Here in East Texas it's already allergy/itch time. I know, most of you still have snow...but here our cars are literally covered with a visible not-so-fine yellow (pollen) dust. Ew. Everyone is itchy, red, watery and rubbing. OH NO PINK EYE IS CATCHING! No, more like allergic conjunctivitis. I blog about this every year and here's my 2013 edition: 1) really bad, swollen lid eyes get steroids. Alrex and Lotemex. 2) itchy and watery eyes that are red get Rx antihistamines. Current favorite is Lastacaft. 3) best OTC/home remedies are Alaway (Bausch & Lomb), Zaditor (Novartis) and the knock offs like Wal-Zyr (Walgreen's)...as well as CHILLED ARTIFICIAL TEARS. No hot compresses for allergy eyes, people. Also skip the "homeopathic" remedies like Similisan & putting "local honey" in your eyes. Please stay away from the "A-Team": Visine-A, Opcon-A, Naphcon-A. Ok that about does it! Stop rubbing your eyes and make an appt with your O.D.!

Wednesday, February 20, 2013

FREE CHRISTIAN MUSIC!

Did I mention you can download our EP for free now? Y U NO GO NOW!!??

Monday, February 18, 2013

Hannie's Theme

"Hannie" is my daughter's sometime-nickname...and of course my hobby is home recording, which I don't have near enough time to do like I want to. But here's the latest home/demo song I wrote!

Wednesday, February 13, 2013

Your Child's Headaches are PROBABLY NOT Caused By Their Vision

So says a NEW STUDY. "Many parents assume that frequent headaches mean their child needs glasses, so they ask their doctor to refer their child for an eye exam. But, according to a new study, vision or eye problems are rarely the cause of recurring headaches in children, even if the headaches usually strike while the child is doing schoolwork or other visual tasks." I completely AGREE, and have said this for years. MOST children who SEE FINE and go to their pediatrician complaining of headaches get a referral for an eye exam...and almost none of them need new glasses. Ok, I'm not mad about getting a referral (who would be?). But I often feel like the pediatrician is just "punting" the problem off on me b/c headaches in children are common and famously hard to diagnose and treat. I also feel like the parents are HOPING it's "their eyes" b/c that would be an easy/fast/cheap solution to their problem. It's almost never the case, and so the parents are often disappointed. Throw in that the kid feigns blur during the exam and I get the "are you sure?" and "how do you know?" questions from the parents. It is especially errr annoying (wish I had a better term here) to me for a patient who already has glasses (known refractive error) and sees 20/20 thru them to get referred back to me for another eye exam b/c they have headaches. It is really, REALLY unlikely that the glasses are the problem in those cases.

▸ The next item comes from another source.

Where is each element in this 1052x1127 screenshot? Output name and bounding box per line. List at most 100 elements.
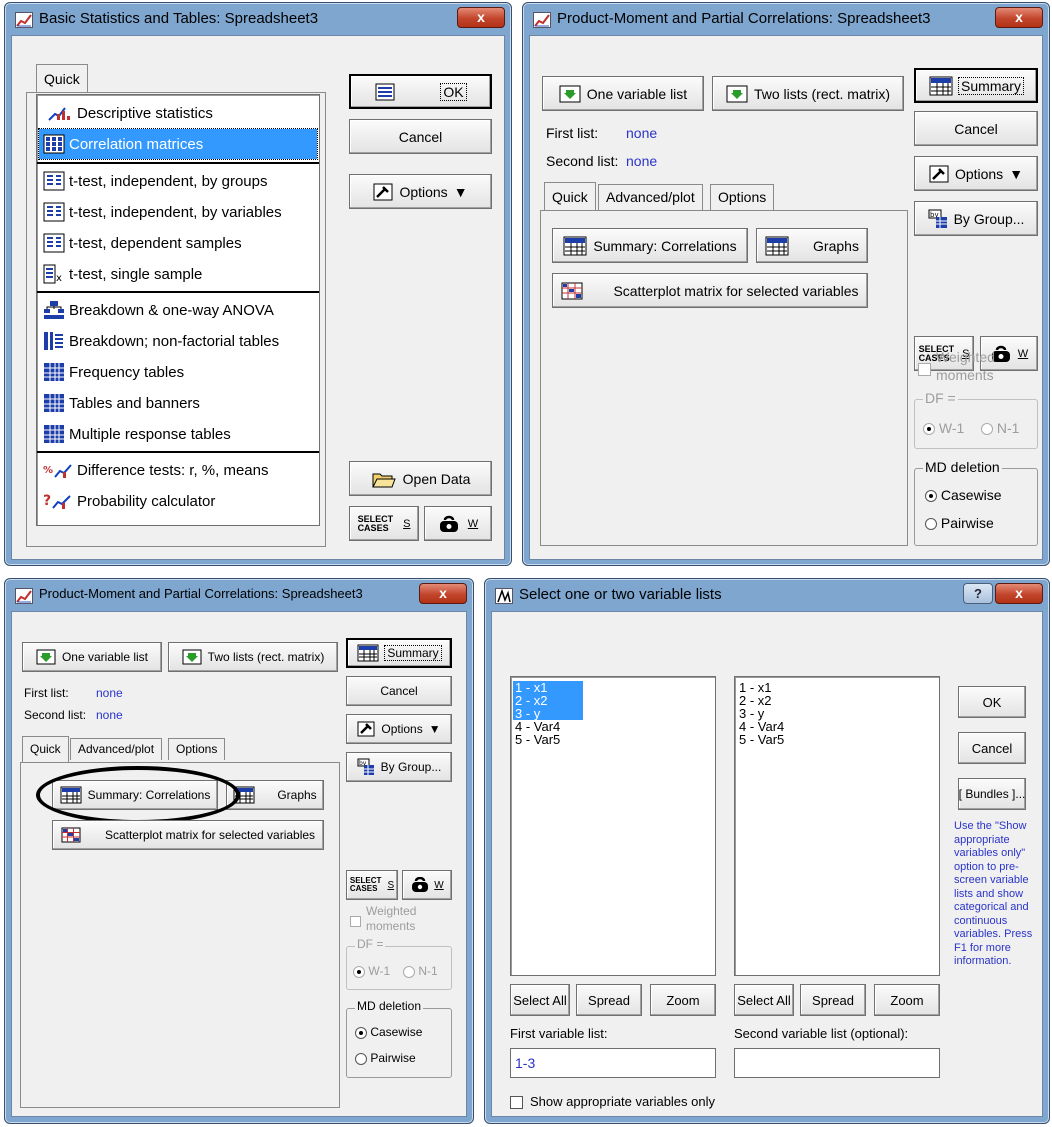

In my opinion the vast majority of children do not need "reading glasses". I see this posted all over the net as if it were fact for children who complain of reading problems, headaches, etc etc. I even see a LOT of other O.D.'s (one in the article above) expounding on the need to test accommodation, etc. Ok does that exist in medicine? Sure. Is it COMMON, though? No...in my opinion it is probably NOT COMMON to have a pediatric lag of accommodation so great that reading glasses or bifocals are indicated. Somewhere in New York, some of my vision therapy teaching docs at S.U.N.Y. are having steam come from their ears haha. As I always say: "I am not the 'headache doctor'". If the MAIN COMPLAINT of your child is headaches, in the ABSENCE of blur...glasses are probably not the answer. Just my opinion, and it's my blog so I'm entitled!